For the first time, the pest was detected in commercial farms (hazelnuts, tree fruit, wine grapes, and blackberries) in Oregon’s Willamette Valley. All of the farms were close to urban areas.
Since 2012, the stinkbug has continued its spread.
“In 2013, it got a lot worse, and we’re seeing more established populations, both in Oregon and Washington,” Wiman said. The pest is confirmed in Walla Walla, Washington, and in drier locations of Oregon, including The Dalles, La Grande, and Hermiston. Wiman believes it’s very likely to be established in the Tri-Cities area of Washington.
California officials began looking for brown marmorated stinkbug last year and found a significant population located in Sacramento.
A detection in Hermiston is the first indication of its movement into the Columbia Basin, a desert climate with irrigated agriculture, he noted. That’s significant because past detections on the East Coast and in Oregon’s Willamette Valley were near mixed wood forests, riparian zones, and habitat similar to the stinkbug’s native environment in Asia.
Urban risk factor
Last year saw the first documented report of economic damage to a commercial grower. A Vancouver, Washington, grower farming 80 acres of tree fruit and vegetables had significant damage in his Asian pears, Granny Smith apples, and several vegetable crops.
“The Vancouver farm is an extremely urban farm,” Wiman said. “The urban risk factor has a lot to do with that farmer having economic damage.”
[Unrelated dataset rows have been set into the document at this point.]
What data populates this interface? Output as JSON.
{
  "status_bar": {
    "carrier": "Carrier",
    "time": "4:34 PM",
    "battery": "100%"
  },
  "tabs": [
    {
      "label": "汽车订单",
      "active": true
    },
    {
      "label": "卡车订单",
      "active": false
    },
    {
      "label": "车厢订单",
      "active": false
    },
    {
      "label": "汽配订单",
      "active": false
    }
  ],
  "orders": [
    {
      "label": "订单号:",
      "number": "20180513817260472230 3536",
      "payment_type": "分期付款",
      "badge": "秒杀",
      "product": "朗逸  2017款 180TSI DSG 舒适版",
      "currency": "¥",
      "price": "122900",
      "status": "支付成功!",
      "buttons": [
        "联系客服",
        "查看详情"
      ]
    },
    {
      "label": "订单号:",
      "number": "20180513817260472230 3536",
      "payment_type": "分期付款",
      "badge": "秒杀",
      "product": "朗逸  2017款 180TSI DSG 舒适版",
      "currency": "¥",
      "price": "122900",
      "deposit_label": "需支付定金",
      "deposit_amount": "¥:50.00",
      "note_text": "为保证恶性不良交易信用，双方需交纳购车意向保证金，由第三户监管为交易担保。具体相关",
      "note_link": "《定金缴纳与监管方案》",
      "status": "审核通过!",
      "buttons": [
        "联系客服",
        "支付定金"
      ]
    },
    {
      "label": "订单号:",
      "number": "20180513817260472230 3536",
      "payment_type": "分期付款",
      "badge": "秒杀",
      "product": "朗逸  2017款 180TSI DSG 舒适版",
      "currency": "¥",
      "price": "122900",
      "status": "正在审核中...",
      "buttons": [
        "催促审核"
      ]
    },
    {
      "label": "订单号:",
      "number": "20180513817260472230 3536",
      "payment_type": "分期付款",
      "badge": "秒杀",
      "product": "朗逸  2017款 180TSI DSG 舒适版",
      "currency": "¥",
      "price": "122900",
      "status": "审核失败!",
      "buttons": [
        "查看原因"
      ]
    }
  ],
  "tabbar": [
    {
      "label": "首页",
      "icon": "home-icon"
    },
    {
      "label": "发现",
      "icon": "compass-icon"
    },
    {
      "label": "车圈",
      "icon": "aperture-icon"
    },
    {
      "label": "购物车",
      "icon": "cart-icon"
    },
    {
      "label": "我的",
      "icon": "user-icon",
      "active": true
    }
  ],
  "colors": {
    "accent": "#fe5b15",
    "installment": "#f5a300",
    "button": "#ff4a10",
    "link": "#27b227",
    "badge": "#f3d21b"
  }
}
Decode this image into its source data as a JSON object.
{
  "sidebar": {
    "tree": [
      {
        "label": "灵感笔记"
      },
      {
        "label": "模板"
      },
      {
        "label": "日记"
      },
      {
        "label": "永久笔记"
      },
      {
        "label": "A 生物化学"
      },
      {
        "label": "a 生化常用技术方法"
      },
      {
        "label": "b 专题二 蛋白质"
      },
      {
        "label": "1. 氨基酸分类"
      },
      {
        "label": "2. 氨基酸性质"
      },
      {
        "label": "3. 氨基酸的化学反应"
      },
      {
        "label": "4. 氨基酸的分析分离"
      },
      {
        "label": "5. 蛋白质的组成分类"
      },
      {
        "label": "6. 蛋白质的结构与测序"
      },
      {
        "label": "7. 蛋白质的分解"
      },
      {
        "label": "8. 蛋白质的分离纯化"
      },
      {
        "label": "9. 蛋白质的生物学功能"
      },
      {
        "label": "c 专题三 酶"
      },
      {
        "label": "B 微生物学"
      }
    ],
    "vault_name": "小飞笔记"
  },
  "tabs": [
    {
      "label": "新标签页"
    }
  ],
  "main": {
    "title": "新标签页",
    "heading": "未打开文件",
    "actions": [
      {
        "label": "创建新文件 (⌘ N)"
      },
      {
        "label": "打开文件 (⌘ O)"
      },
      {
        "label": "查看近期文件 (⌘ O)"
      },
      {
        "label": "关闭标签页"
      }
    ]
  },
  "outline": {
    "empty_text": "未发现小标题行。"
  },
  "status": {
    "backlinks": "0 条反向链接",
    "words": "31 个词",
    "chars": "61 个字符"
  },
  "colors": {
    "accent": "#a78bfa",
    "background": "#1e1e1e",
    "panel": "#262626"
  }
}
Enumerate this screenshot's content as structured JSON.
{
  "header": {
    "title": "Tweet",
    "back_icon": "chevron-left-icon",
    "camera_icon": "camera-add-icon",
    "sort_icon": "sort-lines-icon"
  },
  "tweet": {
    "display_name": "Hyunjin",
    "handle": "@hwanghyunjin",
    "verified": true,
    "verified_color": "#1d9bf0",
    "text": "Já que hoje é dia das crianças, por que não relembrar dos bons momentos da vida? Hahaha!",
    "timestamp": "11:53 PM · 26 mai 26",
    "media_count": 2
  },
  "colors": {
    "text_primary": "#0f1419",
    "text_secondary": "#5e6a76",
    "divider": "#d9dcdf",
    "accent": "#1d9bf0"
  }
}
Most farms in the Willamette Valley where the pest has been found are also near urban areas, though not as close as the Vancouver farm.
“Humans are a big factor in the stinkbug’s dispersal,” he said, adding that the stinkbug hitchhikes in moving vans, recreational vehicles, lumber shipments, freight trains, and ships.
Using flight mills (a device attached to bugs allowing them to fly in continual circles), OSU researchers found that the brown marmorated stinkbug is a good flier. Most can travel about 15 miles within a 24-hour period.
“A few flew 50 miles in a 24-hour period, so they don’t need a lot of assistance from us,” Wiman said.
The pest attacks a wide range of crops, damaging fruit and vegetables with its sucking mouthparts that secrete saliva while the insect sucks up the plant’s juices. Fruit flesh is discolored; dimpling and bruising can also occur.
Wiman found it has a similar appetite on the West Coast as in the Mid-Atlantic region, where it has spread since the first U.S. detection in Pennsylvania in 1996. In the Willamette Valley, stinkbug damage has been observed on apples, Asian pears, cane berries, blueberries, and hazelnuts.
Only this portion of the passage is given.